Panagis continued that by asking SMSFs to fund a scheme they cannot use amounts to double dipping when their adviser is already contributing.
“SMSFs already bear the full consequences of their own investment decisions and should not be made to subsidise misconduct in unrelated parts of the market,” she said.
“Expecting them to pay for failures elsewhere in the system is inequitable, inappropriate and simply unjustified.”
Peter Burgess, CEO of the SMSF Association, told SMSF Adviser that the current CSLR funding model is fundamentally flawed and requires urgent reform.
“Requiring the financial planning profession to bear such a disproportionate share of CSLR compensation costs is clearly unsustainable and inequitable. While we support spreading CSLR costs more broadly across relevant sectors, we do not support the inclusion of the superannuation sector — whether APRA-regulated funds or SMSFs,” he said.
“Superannuation savings should not be used for this purpose and it sets a dangerous precedent if the government is able to dip into people’s superannuation savings like this. There are alternative funding sources that should be fully considered before the government turns their mind to the superannuation sector.”
Burgess continued that it should be noted there have been collapses within the managed investment scheme sector that have directly resulted in CSLR compensation claims, yet this sector is currently not subject to a CSLR levy.
“This imbalance must be addressed. Further, the government is the only stakeholder with direct control over the regulatory framework. Where CSLR claims arise due to regulatory failure, inadequate enforcement, or flawed policy settings, it is entirely reasonable that the Government itself contributes to the cost of compensation,” he said.
“A funding model that places most of the burden on compliant financial advisers is neither fair nor sustainable. Meaningful CSLR reform must be guided by principles of fairness, accountability, and long-term sustainability, and cannot afford to be kicked down the road with prolonged consultation.”
The IFPA stated that overall, it supports the decision to spread the 2025-26 CSLR special levy across all 23 retail-facing sub-sectors of the financial services industry, rather than primarily burdening financial advisers.
Last week, minister for financial services, Daniel Mulino, announced a $47.3 million special levy for 2025–26 following the collapse of the Shield and First Guardian Master Funds. The levy will be applied across advice, platforms, superannuation trustees, responsible entities, and other retail-facing businesses.
Scott Heathwood, IFPA president, said the move recognises the basic principle of personal responsibility.
“For too long, compliant advisers have effectively been treated as the chequebook of last resort for failures they did not create.

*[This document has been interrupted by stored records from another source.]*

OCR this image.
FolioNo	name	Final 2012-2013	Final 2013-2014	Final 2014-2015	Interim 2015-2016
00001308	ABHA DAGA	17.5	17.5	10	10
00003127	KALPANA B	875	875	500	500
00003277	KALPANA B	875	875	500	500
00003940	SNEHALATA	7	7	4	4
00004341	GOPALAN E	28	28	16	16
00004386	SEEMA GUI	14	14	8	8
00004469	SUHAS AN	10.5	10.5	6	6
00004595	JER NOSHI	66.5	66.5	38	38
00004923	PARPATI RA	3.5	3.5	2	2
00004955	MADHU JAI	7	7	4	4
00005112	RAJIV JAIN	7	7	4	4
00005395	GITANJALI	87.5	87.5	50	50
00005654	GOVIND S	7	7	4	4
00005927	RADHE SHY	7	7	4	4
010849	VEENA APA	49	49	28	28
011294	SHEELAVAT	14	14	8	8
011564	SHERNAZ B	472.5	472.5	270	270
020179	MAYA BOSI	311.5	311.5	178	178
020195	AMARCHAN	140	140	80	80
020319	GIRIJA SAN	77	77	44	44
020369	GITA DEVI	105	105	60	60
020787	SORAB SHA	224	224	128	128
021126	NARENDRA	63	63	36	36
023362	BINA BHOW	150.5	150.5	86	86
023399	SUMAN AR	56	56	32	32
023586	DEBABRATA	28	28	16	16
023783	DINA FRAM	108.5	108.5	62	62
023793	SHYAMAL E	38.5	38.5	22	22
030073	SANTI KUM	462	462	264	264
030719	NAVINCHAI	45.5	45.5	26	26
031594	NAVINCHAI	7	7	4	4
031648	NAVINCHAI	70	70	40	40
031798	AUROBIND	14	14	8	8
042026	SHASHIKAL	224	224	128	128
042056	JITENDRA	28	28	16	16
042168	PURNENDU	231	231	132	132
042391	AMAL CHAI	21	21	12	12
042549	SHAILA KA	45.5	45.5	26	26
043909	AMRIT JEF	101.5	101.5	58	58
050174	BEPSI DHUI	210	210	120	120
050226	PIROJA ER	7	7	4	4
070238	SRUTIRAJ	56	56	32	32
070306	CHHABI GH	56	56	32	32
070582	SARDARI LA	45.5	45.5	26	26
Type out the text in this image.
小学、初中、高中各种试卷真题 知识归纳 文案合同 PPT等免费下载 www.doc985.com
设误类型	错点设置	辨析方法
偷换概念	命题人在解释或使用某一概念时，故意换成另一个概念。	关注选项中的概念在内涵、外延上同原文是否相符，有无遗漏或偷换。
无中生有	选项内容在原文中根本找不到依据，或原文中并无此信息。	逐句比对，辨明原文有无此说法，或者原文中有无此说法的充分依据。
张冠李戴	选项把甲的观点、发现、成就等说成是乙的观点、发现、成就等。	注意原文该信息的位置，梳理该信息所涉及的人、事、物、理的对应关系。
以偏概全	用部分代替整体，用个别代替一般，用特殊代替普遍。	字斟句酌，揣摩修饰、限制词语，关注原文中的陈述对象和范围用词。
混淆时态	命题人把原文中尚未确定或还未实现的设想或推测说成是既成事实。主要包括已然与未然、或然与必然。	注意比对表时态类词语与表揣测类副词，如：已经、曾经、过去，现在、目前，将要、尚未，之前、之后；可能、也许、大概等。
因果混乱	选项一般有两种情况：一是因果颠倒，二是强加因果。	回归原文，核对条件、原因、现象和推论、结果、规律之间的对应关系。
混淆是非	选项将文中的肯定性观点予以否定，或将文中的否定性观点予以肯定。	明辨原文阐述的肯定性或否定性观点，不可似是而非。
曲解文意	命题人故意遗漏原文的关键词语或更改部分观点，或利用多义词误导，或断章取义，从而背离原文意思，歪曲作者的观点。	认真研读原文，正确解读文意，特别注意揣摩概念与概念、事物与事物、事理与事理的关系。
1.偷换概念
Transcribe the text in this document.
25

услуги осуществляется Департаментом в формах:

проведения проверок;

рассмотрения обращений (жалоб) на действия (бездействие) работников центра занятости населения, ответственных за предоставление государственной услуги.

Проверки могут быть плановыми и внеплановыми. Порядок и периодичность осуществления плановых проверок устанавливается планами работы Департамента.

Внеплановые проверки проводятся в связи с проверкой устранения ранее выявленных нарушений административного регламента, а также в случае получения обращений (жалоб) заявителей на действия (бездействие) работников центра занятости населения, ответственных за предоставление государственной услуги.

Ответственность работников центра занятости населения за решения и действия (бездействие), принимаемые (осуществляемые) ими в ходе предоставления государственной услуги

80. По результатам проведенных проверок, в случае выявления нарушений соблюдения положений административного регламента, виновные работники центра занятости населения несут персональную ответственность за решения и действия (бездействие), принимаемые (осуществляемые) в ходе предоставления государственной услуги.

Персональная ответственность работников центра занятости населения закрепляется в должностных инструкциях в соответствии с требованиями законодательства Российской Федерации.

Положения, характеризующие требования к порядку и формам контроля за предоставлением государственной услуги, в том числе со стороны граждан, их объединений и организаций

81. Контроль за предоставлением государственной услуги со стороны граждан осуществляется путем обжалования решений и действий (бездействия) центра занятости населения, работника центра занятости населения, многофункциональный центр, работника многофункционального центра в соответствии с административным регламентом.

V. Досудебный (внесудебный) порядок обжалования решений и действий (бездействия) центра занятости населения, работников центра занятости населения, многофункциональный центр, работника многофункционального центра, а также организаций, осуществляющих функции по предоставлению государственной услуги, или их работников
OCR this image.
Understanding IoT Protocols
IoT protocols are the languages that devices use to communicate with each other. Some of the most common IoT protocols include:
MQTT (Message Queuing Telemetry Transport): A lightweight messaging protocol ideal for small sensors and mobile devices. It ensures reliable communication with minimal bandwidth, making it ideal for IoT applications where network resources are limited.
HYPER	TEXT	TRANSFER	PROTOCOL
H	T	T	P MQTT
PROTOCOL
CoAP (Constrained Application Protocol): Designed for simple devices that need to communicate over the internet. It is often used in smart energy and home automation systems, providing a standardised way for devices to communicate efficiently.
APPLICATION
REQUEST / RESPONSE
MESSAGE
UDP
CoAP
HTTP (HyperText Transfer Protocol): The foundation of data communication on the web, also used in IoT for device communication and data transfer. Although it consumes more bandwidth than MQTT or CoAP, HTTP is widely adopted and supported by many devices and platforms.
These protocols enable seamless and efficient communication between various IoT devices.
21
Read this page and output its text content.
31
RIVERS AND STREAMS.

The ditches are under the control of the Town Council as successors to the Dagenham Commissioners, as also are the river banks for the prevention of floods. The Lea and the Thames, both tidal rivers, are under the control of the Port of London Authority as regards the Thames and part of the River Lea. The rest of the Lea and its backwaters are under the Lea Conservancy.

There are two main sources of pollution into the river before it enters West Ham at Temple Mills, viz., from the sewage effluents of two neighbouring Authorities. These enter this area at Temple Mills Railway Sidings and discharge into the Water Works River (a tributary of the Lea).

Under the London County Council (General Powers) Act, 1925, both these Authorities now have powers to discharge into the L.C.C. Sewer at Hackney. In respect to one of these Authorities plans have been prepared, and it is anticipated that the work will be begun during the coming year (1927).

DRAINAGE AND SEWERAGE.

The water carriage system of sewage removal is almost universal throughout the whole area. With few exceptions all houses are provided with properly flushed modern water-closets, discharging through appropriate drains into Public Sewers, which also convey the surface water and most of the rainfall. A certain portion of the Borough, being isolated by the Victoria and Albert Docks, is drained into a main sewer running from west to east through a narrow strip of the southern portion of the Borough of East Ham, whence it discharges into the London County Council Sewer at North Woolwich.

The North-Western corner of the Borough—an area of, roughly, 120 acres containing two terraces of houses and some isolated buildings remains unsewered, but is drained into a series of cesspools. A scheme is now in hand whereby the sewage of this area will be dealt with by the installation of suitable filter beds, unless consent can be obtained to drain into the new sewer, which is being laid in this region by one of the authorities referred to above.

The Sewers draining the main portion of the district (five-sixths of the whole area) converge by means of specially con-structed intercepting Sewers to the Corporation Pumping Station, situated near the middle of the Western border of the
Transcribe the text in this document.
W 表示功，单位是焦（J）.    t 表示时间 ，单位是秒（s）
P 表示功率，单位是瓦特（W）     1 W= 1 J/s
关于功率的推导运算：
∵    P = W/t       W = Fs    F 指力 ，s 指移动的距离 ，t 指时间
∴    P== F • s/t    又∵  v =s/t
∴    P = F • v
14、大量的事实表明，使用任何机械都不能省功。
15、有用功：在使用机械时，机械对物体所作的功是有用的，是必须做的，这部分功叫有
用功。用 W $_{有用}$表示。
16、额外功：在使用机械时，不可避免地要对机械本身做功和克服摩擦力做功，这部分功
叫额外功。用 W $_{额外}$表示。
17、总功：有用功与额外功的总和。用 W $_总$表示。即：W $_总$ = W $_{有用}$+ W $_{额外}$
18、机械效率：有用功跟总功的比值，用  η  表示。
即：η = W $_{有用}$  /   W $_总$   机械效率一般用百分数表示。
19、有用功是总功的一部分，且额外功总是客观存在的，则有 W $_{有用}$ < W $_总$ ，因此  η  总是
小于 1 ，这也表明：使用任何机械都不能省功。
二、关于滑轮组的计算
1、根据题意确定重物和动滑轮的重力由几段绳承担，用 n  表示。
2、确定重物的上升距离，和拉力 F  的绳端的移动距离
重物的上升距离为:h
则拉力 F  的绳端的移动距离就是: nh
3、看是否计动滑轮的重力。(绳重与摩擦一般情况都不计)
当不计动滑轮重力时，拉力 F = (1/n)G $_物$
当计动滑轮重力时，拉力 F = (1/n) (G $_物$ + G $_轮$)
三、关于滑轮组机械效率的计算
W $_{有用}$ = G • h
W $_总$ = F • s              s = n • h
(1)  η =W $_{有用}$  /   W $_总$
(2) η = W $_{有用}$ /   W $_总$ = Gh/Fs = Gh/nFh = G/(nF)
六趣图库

Broadening the CSLR levy base is a sensible step that acknowledges the role of platforms, product issuers and other retail-facing businesses in the ecosystem that failed thousands of ordinary investors,” Heathwood said.
He added that independent and boutique practices already face significant regulatory, licensing and professional indemnity insurance costs.
“If government wants high quality, conflict-free advice available to everyday Australians, it cannot keep piling costs on to the very professionals who stayed within the rules while others pushed the boundaries,” he said.
“A broad-based levy that aligns cost with responsibility is a more disciplined and sustainable approach than treating advisers as an open-ended funding source.”